The outcome of this debate is much awaited, as unfortunately statistics state that 40% of the adult population do not have a will. Legendary singer, Aretha Franklin has been reported to have died without making a will with a fortune of $80 million. In England and Wales, if a person dies without a will they are deemed to have died ‘intestate’, which means that the distribution of their estate will be governed by Law, with fixed rules about who will inherit the estate. The deceased has lost all control over whom their property and estate should pass to. This could mean that distant relatives that they do not know or relatives that they do not get on with, may inherit. It can cause difficulties for the family especially where inheritance tax is an issue, adding stress at a time of bereavement.
Going back to the basics, making a will allows you to appoint an executor(s), who administers your estate and distributes the funds according to the terms of your will. An Executor does not need to be a beneficiary (but can be) in your will. If you have children under the age of eighteen, you can choose who you would like to take care of them by appointing a guardian. If you want to, you can also leave certain possessions to certain people, leave an amount of money to grandchildren, a friend or a charity. Maybe someone lives with you, and you want them to be able to continue living in your house, if you died but do not want to leave the property itself to them, then all this can be done by your will. A will also deals with the rest of your money and possessions, and where necessary a will can be drafted to mitigate inheritance tax.
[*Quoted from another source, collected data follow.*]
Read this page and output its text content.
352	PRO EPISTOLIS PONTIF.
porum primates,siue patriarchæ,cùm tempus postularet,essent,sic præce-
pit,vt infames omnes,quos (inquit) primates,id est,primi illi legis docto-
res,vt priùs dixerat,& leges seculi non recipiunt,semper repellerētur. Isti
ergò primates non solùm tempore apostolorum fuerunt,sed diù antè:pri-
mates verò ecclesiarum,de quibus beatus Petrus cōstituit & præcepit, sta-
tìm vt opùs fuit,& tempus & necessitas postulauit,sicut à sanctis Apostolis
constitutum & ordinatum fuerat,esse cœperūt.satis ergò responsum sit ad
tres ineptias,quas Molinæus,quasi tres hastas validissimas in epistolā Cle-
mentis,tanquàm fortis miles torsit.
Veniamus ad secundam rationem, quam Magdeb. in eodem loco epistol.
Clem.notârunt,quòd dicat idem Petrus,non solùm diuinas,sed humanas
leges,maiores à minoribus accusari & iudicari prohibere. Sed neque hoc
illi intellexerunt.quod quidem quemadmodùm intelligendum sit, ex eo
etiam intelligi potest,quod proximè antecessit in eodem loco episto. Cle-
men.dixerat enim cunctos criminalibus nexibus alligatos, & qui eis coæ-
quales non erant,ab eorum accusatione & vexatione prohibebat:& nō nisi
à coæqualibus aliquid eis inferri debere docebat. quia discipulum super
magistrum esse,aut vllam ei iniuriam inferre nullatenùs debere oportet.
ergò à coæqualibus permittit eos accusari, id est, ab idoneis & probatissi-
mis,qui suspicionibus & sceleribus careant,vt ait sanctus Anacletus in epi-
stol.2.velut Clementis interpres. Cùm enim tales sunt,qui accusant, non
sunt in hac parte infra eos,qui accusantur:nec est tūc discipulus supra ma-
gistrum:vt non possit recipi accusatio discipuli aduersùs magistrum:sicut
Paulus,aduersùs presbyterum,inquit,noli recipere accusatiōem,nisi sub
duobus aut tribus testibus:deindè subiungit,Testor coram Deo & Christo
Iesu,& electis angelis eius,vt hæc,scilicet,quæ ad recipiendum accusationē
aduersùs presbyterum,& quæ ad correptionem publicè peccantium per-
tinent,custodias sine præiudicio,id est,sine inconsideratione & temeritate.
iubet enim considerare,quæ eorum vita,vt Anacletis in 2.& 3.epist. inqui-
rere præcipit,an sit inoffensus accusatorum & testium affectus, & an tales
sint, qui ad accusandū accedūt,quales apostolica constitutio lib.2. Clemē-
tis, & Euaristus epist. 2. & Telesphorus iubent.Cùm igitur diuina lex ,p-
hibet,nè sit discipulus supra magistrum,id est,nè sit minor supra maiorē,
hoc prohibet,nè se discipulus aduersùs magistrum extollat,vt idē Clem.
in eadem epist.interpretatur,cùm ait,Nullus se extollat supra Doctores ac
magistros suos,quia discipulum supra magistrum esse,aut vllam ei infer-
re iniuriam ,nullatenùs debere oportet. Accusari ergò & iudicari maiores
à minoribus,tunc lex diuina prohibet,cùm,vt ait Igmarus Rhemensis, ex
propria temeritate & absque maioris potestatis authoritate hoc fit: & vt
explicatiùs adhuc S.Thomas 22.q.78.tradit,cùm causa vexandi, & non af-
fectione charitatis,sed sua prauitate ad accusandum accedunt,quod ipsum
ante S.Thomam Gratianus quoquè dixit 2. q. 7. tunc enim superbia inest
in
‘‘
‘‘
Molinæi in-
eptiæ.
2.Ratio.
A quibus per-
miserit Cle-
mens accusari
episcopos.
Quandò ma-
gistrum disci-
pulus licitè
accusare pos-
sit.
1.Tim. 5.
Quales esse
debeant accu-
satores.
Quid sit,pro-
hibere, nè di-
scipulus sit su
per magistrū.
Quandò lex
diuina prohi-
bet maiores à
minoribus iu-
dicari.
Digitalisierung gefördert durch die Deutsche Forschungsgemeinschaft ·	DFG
A will also allows you to express your wishes about your funeral arrangements. Making a will essentially gives you control over who should inherit your possessions and property.
Even if you have made a will, it is just as important to keep it under review. British Businessman, Richard Cousins who was the highly regarded head of the catering company, Compass had only recently updated his will before his untimely death. Mr Cousins died in a sea-plane crash, along with his two sons, fiancée and her daughter whilst on holiday. It is reported that originally, Mr Cousins had intended to leave the majority of his wealth to his two sons, aged 25 and 23. However, shortly before the tragedy, Mr Cousins had updated his will to include a ‘default clause’ that would come into force, if he and his sons all died together. Although, Mr Cousins would clearly never have wanted this clause to take effect, having updated his will meant that his true intentions were carried out and £41million of his wealth was left to the charity Oxfam.